Habría querido estar desde el primer instante, verla entrar, ver sus ojos, su cadencia. No llegué a las 10 en punto. Es inexcusable. Habían pasado veinte, veinticinco minutos desde el inicio de Tiempo medio, el performance de larga duración de María José Arjona. Varias personas la observaban en la sala oscura del Museo de Antioquia, a la que había que acostumbrar la mirada unos segundos pues la iluminación era un candelabro de tres brazos y la escasa luz del pasillo del museo.
Ella, vestida de negro, hacía un movimiento que se repetiría durante las 24 horas de su acción: rodear una mesa de un extremo al otro, amasar un poco de harina de maíz, hacer una arepa, mirarla con detenimiento y morderla vigorosamente hasta grabar su dentadura en ella; retirarla, caminar lentamente hacia el otro extremo de la mesa, hacer una suerte de ceremonia de adiós de varios segundos, sosteniendo la masa a la altura del pecho, involucrando a cada uno de los visitantes de la sala, al mirarnos con agudeza, y luego, depositar finalmente su huella sobre la mesa.

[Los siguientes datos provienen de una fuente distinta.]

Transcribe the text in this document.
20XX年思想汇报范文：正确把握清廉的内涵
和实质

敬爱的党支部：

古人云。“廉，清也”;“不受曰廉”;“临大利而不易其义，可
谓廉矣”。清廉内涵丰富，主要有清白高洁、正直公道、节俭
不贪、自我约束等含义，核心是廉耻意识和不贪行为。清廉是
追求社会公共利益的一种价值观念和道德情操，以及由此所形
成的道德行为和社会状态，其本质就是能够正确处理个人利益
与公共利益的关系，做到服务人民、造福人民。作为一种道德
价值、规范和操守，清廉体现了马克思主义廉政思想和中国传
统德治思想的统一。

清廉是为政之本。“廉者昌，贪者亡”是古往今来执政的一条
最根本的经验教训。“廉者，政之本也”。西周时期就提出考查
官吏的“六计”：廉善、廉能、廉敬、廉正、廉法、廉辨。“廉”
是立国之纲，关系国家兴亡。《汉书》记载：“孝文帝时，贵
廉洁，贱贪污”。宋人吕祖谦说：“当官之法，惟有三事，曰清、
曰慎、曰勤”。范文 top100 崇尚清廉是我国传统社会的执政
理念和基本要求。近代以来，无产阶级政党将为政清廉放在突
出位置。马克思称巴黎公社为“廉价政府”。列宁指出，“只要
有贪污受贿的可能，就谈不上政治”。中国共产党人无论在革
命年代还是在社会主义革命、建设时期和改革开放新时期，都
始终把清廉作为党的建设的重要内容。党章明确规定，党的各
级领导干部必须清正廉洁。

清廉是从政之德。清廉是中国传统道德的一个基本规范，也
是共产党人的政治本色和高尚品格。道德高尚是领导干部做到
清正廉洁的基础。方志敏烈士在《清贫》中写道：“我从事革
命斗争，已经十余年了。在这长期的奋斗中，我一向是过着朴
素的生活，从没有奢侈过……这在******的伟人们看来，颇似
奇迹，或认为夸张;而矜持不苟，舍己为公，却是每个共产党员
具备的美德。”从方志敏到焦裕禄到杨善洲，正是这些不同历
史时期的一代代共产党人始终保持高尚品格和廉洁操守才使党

De fondo, un video con un molino, girando imparable, con un martilleo nervioso, grave, y permanente. Luego, de regreso al otro extremo, acariciando la mesa, por segundos caminando pesadamente hacia ese destino cruel del otro lado. Hacia una conciencia plena del final. O del inicio, el de la identificación, al ser la placa dental el método de reconocimiento del desaparecido.
Bien podría quedarse allí la descripción de una acción simple y repetitiva. Pero sería muy poco. En su lugar, mejor enunciar lo que allí se produce, a nivel emocional. Indudablemente es subjetivo, pero resulta inquietante lo que allí dentro sucede. El ritmo lento, ceremonial, melancólico e inacabable de la artista redefine la noción de tiempo. Cuestiona nuestra impaciencia por la aparente inacción y devela esa necesidad de que ‘algo’ ocurra.
También evidencia lo sencillo que nos resulta salirnos de la escena, olvidar que eso que allí está sucediendo es la muerte misma, esa de la que huimos. Y se convierte en eso que le ocurre a otro. Al entrar varias veces durante el día, y encontrar que la artista continua en su procesión acumulando una placa sobre otra, junto a otra, de repente queda claro que el dolor es algo que se vive solo. Que cada cual siente como algo propio. Ella, al mirarnos profundamente a los ojos a cada uno, nos hace parte del suyo, pero también nos invita a la compasión. De hecho, de cuando en cuando, al cruzar la mirada con algún espectador, este siente que la artista le ofrece su historia y es inevitable ir a recibirla de sus propias manos. Y al tener ese objeto ritual en las manos se siente que la memoria de esa vida ya no se olvidará nunca. Por lo menos es lo que me pasó a mí. Ahora tengo conmigo esa placa que representa el recuerdo de la existencia de otro.